Ketika dunia tidak sanggup melihat 'ketidakberuntungan' para wanita, maka yang terjadi adalah tatap-tatap mata penuh kesedihan yang seolah miris melihat hidup para wanita tersebut yang belum lulus 'seleksi alam' di dunia ini. Ugh. Sangat tidak menyenangkan sekali bila engkau adalah salah satu dari sekian banyak para wanita tersebut.
Aku sendiri tak habis pikir, karena reaksi yang timbul adalah kecemasan-kecemasan tak perlu yang seharusnya bisa dialihkan menjadi peluang kesabaran. Sungguh benarlah kata-kata bijak Lukman al-Hakim yang sempat menguji pola pikir kebanyakan masyarakat yang ada dengan caranya yang tak kentara saat ia dan putranya menuntun seekor keledai di sebuah keramaian. Lukman sangat mengerti bahwa kita takkan pernah mampu memuaskan berbagai aspirasi yang muncul walau apapun yang kita lakukan, bahkan bila kita memperlihatkan sebuah contoh kebaikan. Takkan pernah bisa, kecuali mungkin bila kita telah pergi dari dunia yang menyesakkan jiwa ini. Huft.

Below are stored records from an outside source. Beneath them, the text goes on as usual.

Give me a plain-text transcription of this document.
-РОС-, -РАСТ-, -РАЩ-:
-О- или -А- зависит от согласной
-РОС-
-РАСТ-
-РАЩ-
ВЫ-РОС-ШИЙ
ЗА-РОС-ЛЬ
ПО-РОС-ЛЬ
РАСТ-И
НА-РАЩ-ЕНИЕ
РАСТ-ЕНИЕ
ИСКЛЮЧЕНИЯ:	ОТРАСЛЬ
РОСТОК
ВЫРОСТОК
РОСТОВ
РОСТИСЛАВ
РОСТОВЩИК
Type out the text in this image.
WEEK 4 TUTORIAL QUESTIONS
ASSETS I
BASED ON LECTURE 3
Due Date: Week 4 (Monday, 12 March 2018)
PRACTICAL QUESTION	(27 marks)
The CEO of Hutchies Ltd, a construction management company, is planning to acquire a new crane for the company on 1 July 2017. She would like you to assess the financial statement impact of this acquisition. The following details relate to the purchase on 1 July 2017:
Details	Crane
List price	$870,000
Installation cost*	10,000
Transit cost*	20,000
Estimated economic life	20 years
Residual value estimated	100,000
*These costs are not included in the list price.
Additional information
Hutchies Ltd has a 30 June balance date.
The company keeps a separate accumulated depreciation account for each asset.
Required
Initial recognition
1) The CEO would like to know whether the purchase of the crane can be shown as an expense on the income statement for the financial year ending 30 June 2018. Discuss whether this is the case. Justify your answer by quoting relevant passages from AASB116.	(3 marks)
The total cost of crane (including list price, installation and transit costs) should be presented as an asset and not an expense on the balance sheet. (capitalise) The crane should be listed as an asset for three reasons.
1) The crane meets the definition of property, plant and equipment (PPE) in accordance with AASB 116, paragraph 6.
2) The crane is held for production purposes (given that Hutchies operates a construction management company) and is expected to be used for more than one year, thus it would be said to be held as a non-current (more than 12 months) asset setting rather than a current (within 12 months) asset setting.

Lalu, ketika masalah yang kurang lebih sama menerpa para wanita yang sesungguhnya tidak berharap digolongkan ke dalam 'jangan terlalu pemilih', masyarakat masa kini ternyata juga bersikap seperti pendahulunya. Tak bisa bersabar. Padahal yang diinginkan oleh para wanita ini adalah sedikit pengertian, dan bahwa kehendak itu tidak dapat dipaksakan agar sesuai dengan 'kebiasaan' zaman.
Kita semua menyadari sekali bahwa sebuah kesempatan itu bisa kita raih asalkan kita meyakini beberapa kondisi dan situasi yang mengelilinginya. Dan, sehubungan dengan tuduhan-tuduhan yang menyatakan bahwa para wanita yang tidak lulus 'seleksi alam' tersebut adalah karena mereka 'terlalu pemilih', maka sebetulnya yang terjadi adalah sebaliknya.
Bagi yang tidak pernah mengalaminya, bisa jadi tidak akan memahami perihnya penolakan di awal pertemuan, atau bahkan sebelum pertemuan dilaksanakan. Kenapa sebelum? Ya, karena, sadar atau tidak, di 'kebiasaan' masyarakat telah terdoktrin bahwa para wanita itu 'seyogyanya' berusia lebih muda dari para pria agar terbentuk keluarga yang berbahagia; semakin muda, semakin baik ia. Ironis.
Atau, telah tertera (walau tak tertulis) bahwa para wanita itu sebaiknya berparas sedap dipandang mata, yang meskipun para pria boleh berwajah sekedarnya saja. Atau juga, para wanita tersebut diharapkan berkulit terang dan berpenampilan menarik, walau para pria yang mensyaratkan idealisme tersebut tidak menyadari ciri fisiknya sendiri. Menyedihkan.
Maka, wajar saja... tidak akan pernah tercapai kesepakatan yang dapat merubah 'ketidakberuntungan' para wanita tadi.
Sampai masyarakat merubahnya sendiri.